Renata Agostini, O Estado de S.Paulo

02 de julho de 2019 | 14h26

BRASÍLIA - O ministro das Relações Exteriores, Ernesto Araújo, afirmou que movimento do Brasil de apoiar a conclusão das negociações entre Mercosul e União Europeia não se choca com a crítica feita pelo governo Jair Bolsonaro do avanço do “globalismo” no mundo. 

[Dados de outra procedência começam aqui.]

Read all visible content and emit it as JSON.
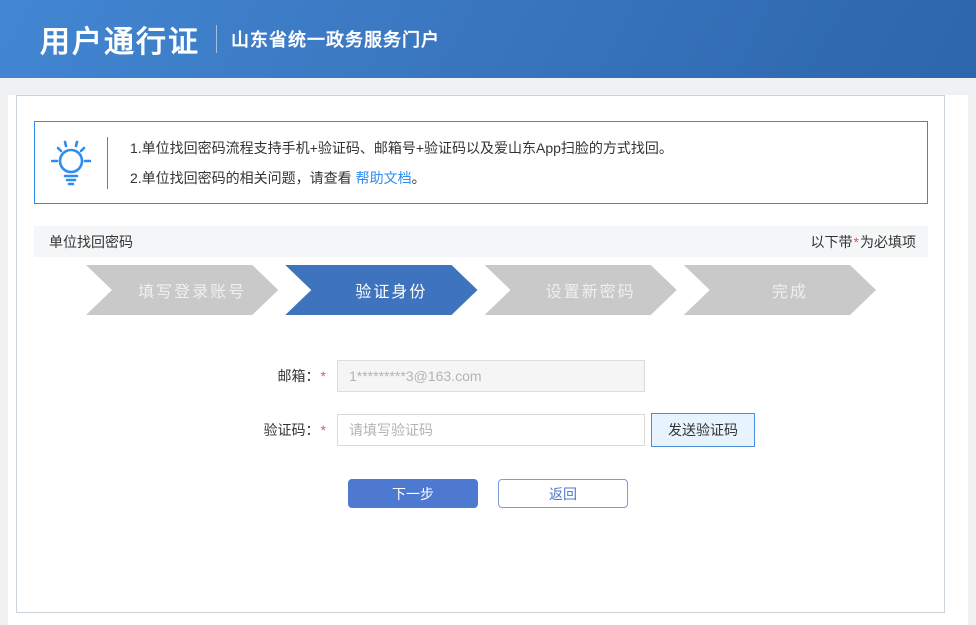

Segundo ele, a crítica ao “globalismo” não se direciona ao livre-comércio, mas à negação da soberania dos países. “O que se vê é que, em alguns momentos, o comércio pode ser usado como ferramenta para o tema da desnacionalização. Para você fazer comércio, tem que se submeter para determinadas coisas, não pode mais definir sua política educacional, sua política de família. Então, nosso esforço nessa crítica ao globalismo é justamente nesse ponto. Aí vem a aliança liberal-conservadora", afirmou o ministro.

Ele explicou que essa “aliança liberal-conservadora” une a visão de uma “economia que se abre” ao mundo com uma “base sólida e saudável de uma sociedade com valores profundos”.

Araújo afirmou que esses elementos globalistas, que negam a soberania nacional, não constam do acordo com a União Europeia, apesar do tratado envolver compromissos comuns a serem seguidos pelos quatro países do Mercosul e pelos 28 países da UE em áreas como preservação ambiental e direitos humanos. 

Segundo ele, assim como o Mercosul, os europeus também estão num processo de se liberar de “ideologias”.

“O mundo está abrindo os olhos para essa nova realidade e isso tem muito a ver com essa nova postura do Brasil. No caso específico da União Europeia, assim como fizemos esse grande trabalho de desideologizar o Mercosul, a UE também está se desideologizando. É um bloco que busca sua eficiência, sem a concepção de substituição das nações por algo antinacional”, afirmou o chanceler brasileiro.